2. Correlation Factor Design and Analysis

In order to fully analyze the relationship between college students’ innovation spirit, entrepreneurial consciousness, innovation entrepreneurial ability, and academic performance, this research designs questionnaires and question models on the basis of a large number of previous studies, drawing on and integrating the research and results of relevant scholars (Supplementary Materials).

2.1. Data Source

Since the year 2016, the school system has introduced grade point innovation (GPI > 6) as a prerequisite for students to qualify for graduation. It has set up the Innovation and Entrepreneurship Education and Guidance Center, which is fully responsible for the recognition and management of schools’ innovation and entrepreneurship education. Universities have established an innovation and entrepreneurship management system to record all kinds of innovation activities and GPI obtained by each college student. They have achieved the unified management of the content of college students’ innovation and entrepreneurship education, including disciplinary competitions, innovation and entrepreneurship training projects, papers, patents, social practice, and literary and sports quality training. This paper is mainly based on the grade point innovation of college students recorded in the system as a data source for the evaluation of college students’ innovation and entrepreneurial ability. The minimum unit of the GPI is 0.5, and the value is an integer multiple of 0.5 point. The lower limit of the GPI is 6; there is no upper limit, and the upper limit recorded in the system is 90 points. Figure 2 shows the relationship between the GPI and the GPA of the students in the three grades of the four majors of automation, electrical engineering and automation, intelligent science and technology, and measurement and instrument in our school, among which the freshmen are no longer considered because they have just entered the school. The automation and electrical engineering major and the automation major are traditional classical majors in our school in which more students achieve good results. The intelligent science and technology major is a newly created major with a small number of students enrolled and a relatively weak overall performance among them.

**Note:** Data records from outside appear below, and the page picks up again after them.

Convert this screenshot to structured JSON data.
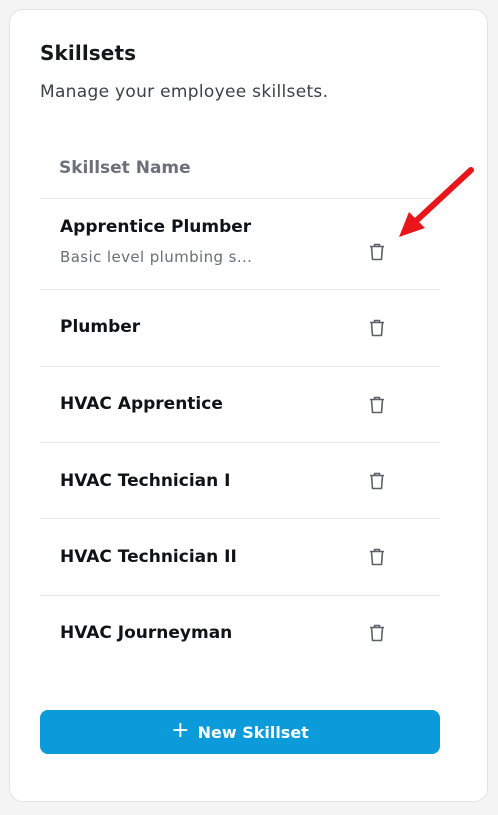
{
  "card": {
    "title": "Skillsets",
    "subtitle": "Manage your employee skillsets."
  },
  "table": {
    "column_header": "Skillset Name",
    "rows": [
      {
        "name": "Apprentice Plumber",
        "description": "Basic level plumbing s..."
      },
      {
        "name": "Plumber",
        "description": ""
      },
      {
        "name": "HVAC Apprentice",
        "description": ""
      },
      {
        "name": "HVAC Technician I",
        "description": ""
      },
      {
        "name": "HVAC Technician II",
        "description": ""
      },
      {
        "name": "HVAC Journeyman",
        "description": ""
      }
    ],
    "row_action_icon": "trash-icon"
  },
  "new_button": {
    "label": "New Skillset",
    "icon": "plus-icon"
  },
  "annotation": {
    "icon": "red-arrow",
    "color": "#e8161b"
  },
  "colors": {
    "accent": "#0b9ada",
    "text": "#111214",
    "muted": "#6b7079"
  }
}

Taking study objects as an example, students with different majors have different performances in GPA and GPI. In general, GPA and GPI show a positive correlation trend; that is, students with better course scores also have a better performance in mass innovation ability. Most of the students achieved a GPI > 6 in the junior semester, verifying the innovation ability of all graduates.

2.2. The College Students Innovation Ability Model and Questionnaire Design

Based on the complexity of factors affecting college students’ innovation and entrepreneurial abilities, there are significant differences in the evaluation index system for college students’ innovation and entrepreneurial ability, especially among different types of universities. Therefore, when constructing the evaluation system, it is necessary to consider multiple dimensions to ensure that the evaluation can comprehensively and objectively reflect the innovation and entrepreneurial ability of college students. This paper focuses on two dimensions: subjective and objective factors, and internal and external factors. The subjective factors mainly involve the psychological and behavioral characteristics of college students, such as their personal interests and the proportion of time spent participating in innovation activities, while the objective factors include the influence of external conditions such as innovation courses and innovation and entrepreneurship bases. The internal factors include college students’ knowledge reserve, professional skills, teamwork ability, etc. The external factors involve external environmental factors such as the resources and policy system provided by the school. A total of 16 investigation and evaluation factors are designed. According to the evaluation index system for college students’ innovation and entrepreneurial ability, a quantitative evaluation can be determined by referring to questionnaire, grade point innovation, and the type and proportion of achievements. Q1 to Q16 correspond to 16 evaluation factors, respectively, as shown in Figure 3.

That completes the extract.